Среди влюбленных – с дурными намерениями, – молодой барон де-Реньо де-Грасей, раздраженный пренебрежением прекрасной вдовы, как-то раз решился силой приобрести то, что ему не давали добровольно.

Она совсем не боялась его; под предлогом прогулки к Безумным каменьям, груде камней, по близости города Грасей, считавшихся развалинами друидского памятника, барон завлек Клемансу, сопровождаемую только одним лакеем в свой замок. Там он объявил ей, что она слишком долго играла им, что она была в его власти, и что он наконец решился не раньше отпустить ее, как она будет ему принадлежать. Клеманса, услыхав этот угрожающий ультиматум побледнела и упала перед Реньо на колени.

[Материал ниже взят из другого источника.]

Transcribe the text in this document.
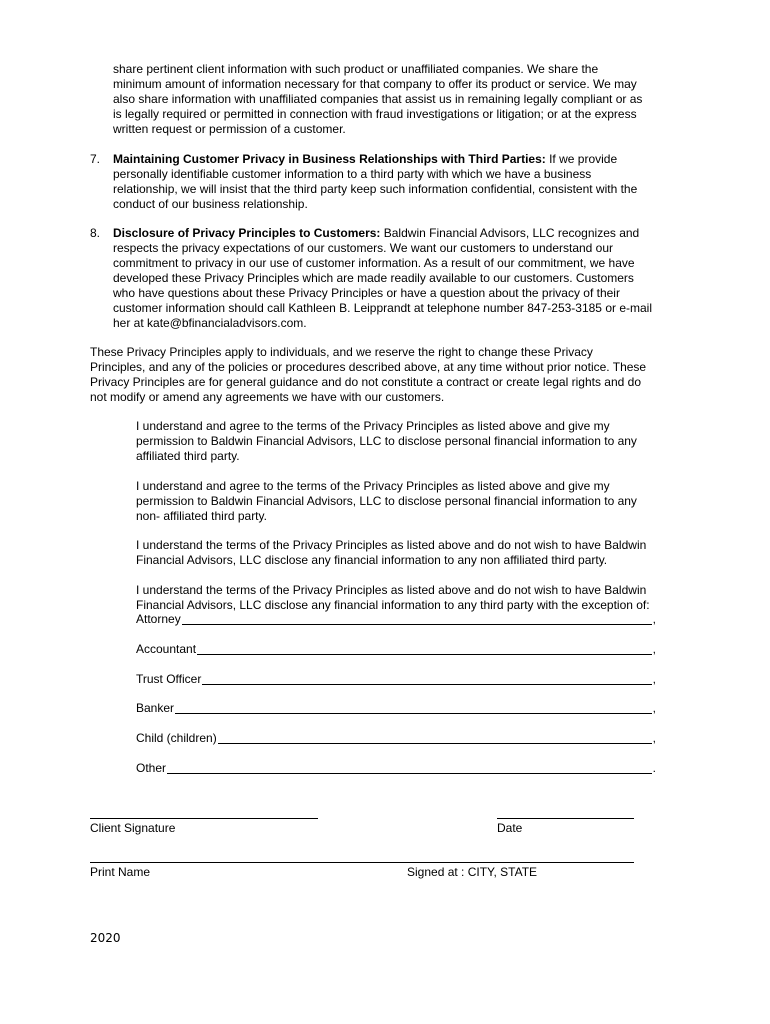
share pertinent client information with such product or unaffiliated companies. We share the
minimum amount of information necessary for that company to offer its product or service. We may
also share information with unaffiliated companies that assist us in remaining legally compliant or as
is legally required or permitted in connection with fraud investigations or litigation; or at the express
written request or permission of a customer.
7. Maintaining Customer Privacy in Business Relationships with Third Parties: If we provide
personally identifiable customer information to a third party with which we have a business
relationship, we will insist that the third party keep such information confidential, consistent with the
conduct of our business relationship.
8. Disclosure of Privacy Principles to Customers: Baldwin Financial Advisors, LLC recognizes and
respects the privacy expectations of our customers. We want our customers to understand our
commitment to privacy in our use of customer information. As a result of our commitment, we have
developed these Privacy Principles which are made readily available to our customers. Customers
who have questions about these Privacy Principles or have a question about the privacy of their
customer information should call Kathleen B. Leipprandt at telephone number 847-253-3185 or e-mail
her at kate@bfinancialadvisors.com.
These Privacy Principles apply to individuals, and we reserve the right to change these Privacy
Principles, and any of the policies or procedures described above, at any time without prior notice. These
Privacy Principles are for general guidance and do not constitute a contract or create legal rights and do
not modify or amend any agreements we have with our customers.
I understand and agree to the terms of the Privacy Principles as listed above and give my
permission to Baldwin Financial Advisors, LLC to disclose personal financial information to any
affiliated third party.
I understand and agree to the terms of the Privacy Principles as listed above and give my
permission to Baldwin Financial Advisors, LLC to disclose personal financial information to any
non- affiliated third party.
I understand the terms of the Privacy Principles as listed above and do not wish to have Baldwin
Financial Advisors, LLC disclose any financial information to any non affiliated third party.
I understand the terms of the Privacy Principles as listed above and do not wish to have Baldwin
Financial Advisors, LLC disclose any financial information to any third party with the exception of:
Attorney	,
Accountant	,
Trust Officer	,
Banker	,
Child (children)	,
Other	.
Client Signature	Date
Print Name	Signed at : CITY, STATE
2020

– Монсеньор, – сказала она важным голосом, – вы можете совершить недостойный поступок, но подумайте, что любовь не достигается таким образом, и что вы употребляете самое дурное средство, чтобы заставить любить меня.

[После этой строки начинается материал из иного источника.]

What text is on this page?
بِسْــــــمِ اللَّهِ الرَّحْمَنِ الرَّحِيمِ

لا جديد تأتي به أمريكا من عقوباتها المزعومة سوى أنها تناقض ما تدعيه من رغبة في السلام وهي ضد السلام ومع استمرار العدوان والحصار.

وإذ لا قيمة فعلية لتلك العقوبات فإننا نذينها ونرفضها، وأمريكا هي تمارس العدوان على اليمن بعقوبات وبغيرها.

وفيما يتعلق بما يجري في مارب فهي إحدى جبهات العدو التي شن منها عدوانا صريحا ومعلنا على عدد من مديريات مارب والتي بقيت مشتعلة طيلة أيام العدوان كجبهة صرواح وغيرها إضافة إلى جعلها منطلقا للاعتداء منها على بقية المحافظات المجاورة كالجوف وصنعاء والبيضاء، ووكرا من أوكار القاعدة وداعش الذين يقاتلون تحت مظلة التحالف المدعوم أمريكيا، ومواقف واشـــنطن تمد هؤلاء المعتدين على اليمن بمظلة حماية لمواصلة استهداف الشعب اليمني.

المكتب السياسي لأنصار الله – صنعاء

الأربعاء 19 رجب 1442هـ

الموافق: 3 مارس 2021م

– Ба! это пустые предположения, – насмешничая, заметил барон. —Вы устроены так же, как и прочие женщины, моя милая, и или я буду очень неловок, или я уверен, что будет достаточно нескольких минут и нескольких поцелуев, чтобы растопился лед, которым вы себя окружили…

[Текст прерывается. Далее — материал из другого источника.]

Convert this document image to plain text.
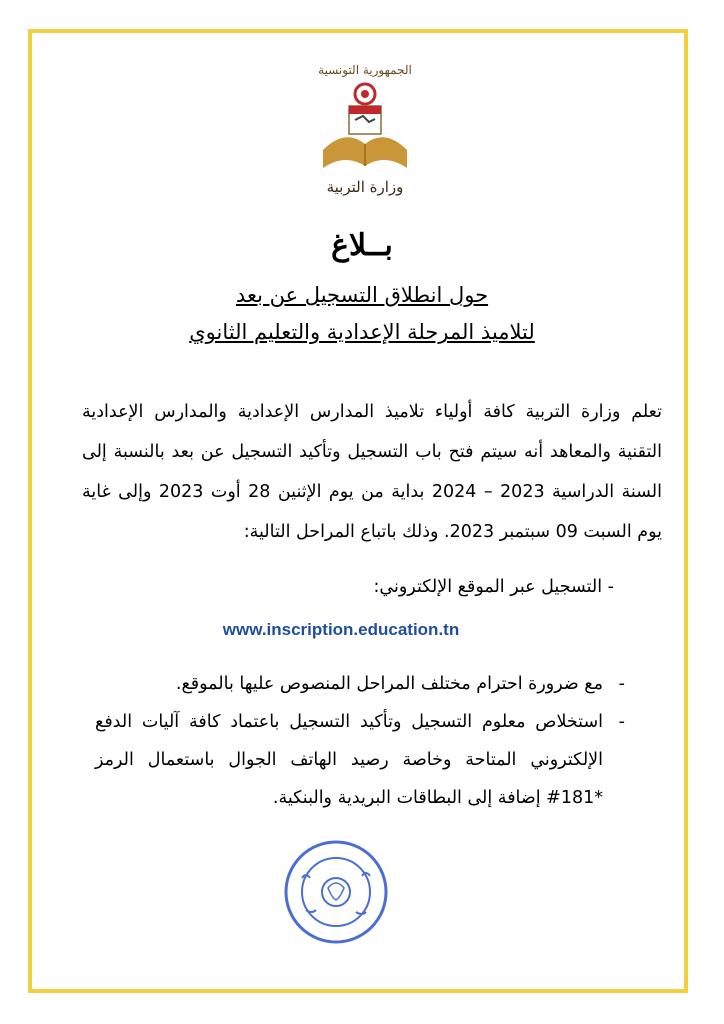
الجمهورية التونسية
وزارة التربية
بــلاغ
حول انطلاق التسجيل عن بعد
لتلاميذ المرحلة الإعدادية والتعليم الثانوي

تعلم وزارة التربية كافة أولياء تلاميذ المدارس الإعدادية والمدارس الإعدادية التقنية والمعاهد أنه سيتم فتح باب التسجيل وتأكيد التسجيل عن بعد بالنسبة إلى السنة الدراسية 2023 – 2024 بداية من يوم الإثنين 28 أوت 2023 وإلى غاية يوم السبت 09 سبتمبر 2023. وذلك باتباع المراحل التالية:

- التسجيل عبر الموقع الإلكتروني:
www.inscription.education.tn
-
مع ضرورة احترام مختلف المراحل المنصوص عليها بالموقع.
-
استخلاص معلوم التسجيل وتأكيد التسجيل باعتماد كافة آليات الدفع الإلكتروني المتاحة وخاصة رصيد الهاتف الجوال باستعمال الرمز *181# إضافة إلى البطاقات البريدية والبنكية.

– Испробуйте, – монсеньор, возразила Клеманса.

В голосе и в положении молодой женщины было столько страдания и горечи, что Реньо де-Грасей почувствовал свою решимость уничтожавшейся.

– Итак, – возразил он, после некоторого молчания, – я предлагаю вам, моя красавица, примирение.

– Что такое!

– Я не возьму от вас ни одного поцелуя, но вы дадите мне два… только два… и вы будете свободны…

Клеманса сделала отрицательный знак;

– Птице в клетке не приказывают петь, – сказала она.

Барон нахмурился.

– Итак, вы отказываете? – сказал он. – Вы отказываете мне в легком удовлетворении моей страсти?.. Только два поцелуя, и клянусь, Клеманса, я тебе отворю двери замка.

– Вы клянетесь?..

– Клянусь.

– Я выкупаю свое освобождение.

При первом прикосновении этих пунцовых губ Реньо де-Грасей задрожал от сладострастия. Поцелуй в любви также искра; одной достаточно, чтобы произвести пожар; что же, когда два следуют один за другим? Охватив молодую женщину руками, Реньо без счета возвратил ей поцелуи. Сначала она попробовала защищаться; она обратилась к его чести, потом она зарыдала и начала умолять… Все было напрасно!.. и слезы и мольбы… Он ничего не слушал, напротив, казалось, сопротивление только разжигало его.

Тогда произошел странный феномен. Оставив неравную борьбу, Клеманса вдруг стала неподвижной и бесчувственной; ее руки, которые старались оттолкнуть дерзкого, опустились, голова откинутая назад, чтобы избегнуть ненавистных ласк, не шевелилась. В тоже время румянец, покрывавший ее лицо, уступил место смертельной бледности. Ни слова, ни крика, ни вздоха не вылетало из ее груди. Глаза были закрыты. Барон не чувствовал, чтобы сердце ее билось; молодую вдову можно было счесть мертвой… Она отдалась… Подлец взял ее… Только совершив свое преступление, он понял весь его ужас.

Он обладал не женщиной, а статуей, – статуей Отвращения, статуей Презрения. Она, полураздетая, без движения, лежала на тем же самом диване, на которой он положил ее.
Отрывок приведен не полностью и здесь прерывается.